First impressions taken in along with a cup of tea, as soon as dawn breaks in “Darj” we head to Hayden Hall with our host. Hayden Hall, where Noreen is the deputy director, is an NGO that addresses issues affecting women and children, aiming to improve their quality of life. Among other things, it provides paramedic training for female villagers, health care facilities, housing, daycare for children so their mothers can work, schooling, weaving training and a shop to sell the handcrafted goods at.

The short walk over takes longer than planned; Noreen seems to be the most popular person in town. This, she tells us, is due to her being a teacher for over 35 years. Her students are everywhere: at the tourist information office, our hotel, the police and local government.

The first woman we meet at Hayden Hall is Kabita. She is weaving a colourful carpet that will take her three months to finish and will sell for 4000 rupees (just under $100) at the shop. Our next stop, of which there are many in the five days we spend at Hayden Hall, is the classroom. Nine-year-old Arjun sings us a Hindi pop song (though his features are Mongolian – same for most people here at Darjeeling who speak Nepali as their mother tongue - Hindi is learned at school and is the language of commerce), while his classmates crowd around Scott’s camera. Scott has made an incredible discovery that has lit up all their small faces: point the camera at the children and flip the digital LCD screen towards them and they are drawn to you like bees to honey, chuckling and clapping their little hands at their image. Next, the paramedic trainee women let us sit in one of their classes and film them learning about micro finance so they can be savvy when purchasing medical drugs. Their smiles, like those of the children, are genuine - there are definitely no fake niceties here.

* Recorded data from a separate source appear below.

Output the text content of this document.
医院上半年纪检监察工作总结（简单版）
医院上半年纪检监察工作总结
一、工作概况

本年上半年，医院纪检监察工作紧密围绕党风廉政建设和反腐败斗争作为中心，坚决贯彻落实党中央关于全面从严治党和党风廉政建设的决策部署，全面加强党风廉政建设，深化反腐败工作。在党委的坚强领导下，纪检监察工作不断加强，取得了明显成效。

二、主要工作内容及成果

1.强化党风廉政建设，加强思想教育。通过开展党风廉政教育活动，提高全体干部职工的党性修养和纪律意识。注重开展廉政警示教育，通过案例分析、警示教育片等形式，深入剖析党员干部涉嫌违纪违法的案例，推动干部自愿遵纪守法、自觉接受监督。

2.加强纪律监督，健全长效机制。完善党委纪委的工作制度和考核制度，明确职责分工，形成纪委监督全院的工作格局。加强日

In the past few days we’ve consistently come across clear smiling eyes that warm your heart, stark colours and joy-filled “namaste”s. All this from children with white stains on their cheeks due to malnutrition, children and their caretakers at Hayden Hall’s sick ward, women picking tea leaves for ten rupees a kilo (less than 25c) and 250 village school kids and their teachers that welcomed us with songs and laughter - though they have to walk 4-6 hours daily to get to school. The “hill people” are truly remarkable in their strength.

And of course, Noreen. Motionless words on a page could never quite capture her energy, enthusiasm and love for her people, which she has so generously shared with us.

We’re back battling with road potholes down to Bagdogra and on to Delhi tomorrow, before we head on to Vietnam. We’ll be up at 3am to film the sunrise for a second time – maybe this time we’ll be lucky enough to catch a glimpse of Everest if it’s a clearer day. But even if the clouds roll over and obscure that perfect shot of the Himalayan mountain range once more, I won’t mind too much. Even without seeing Everest, I’m feeling very lucky already.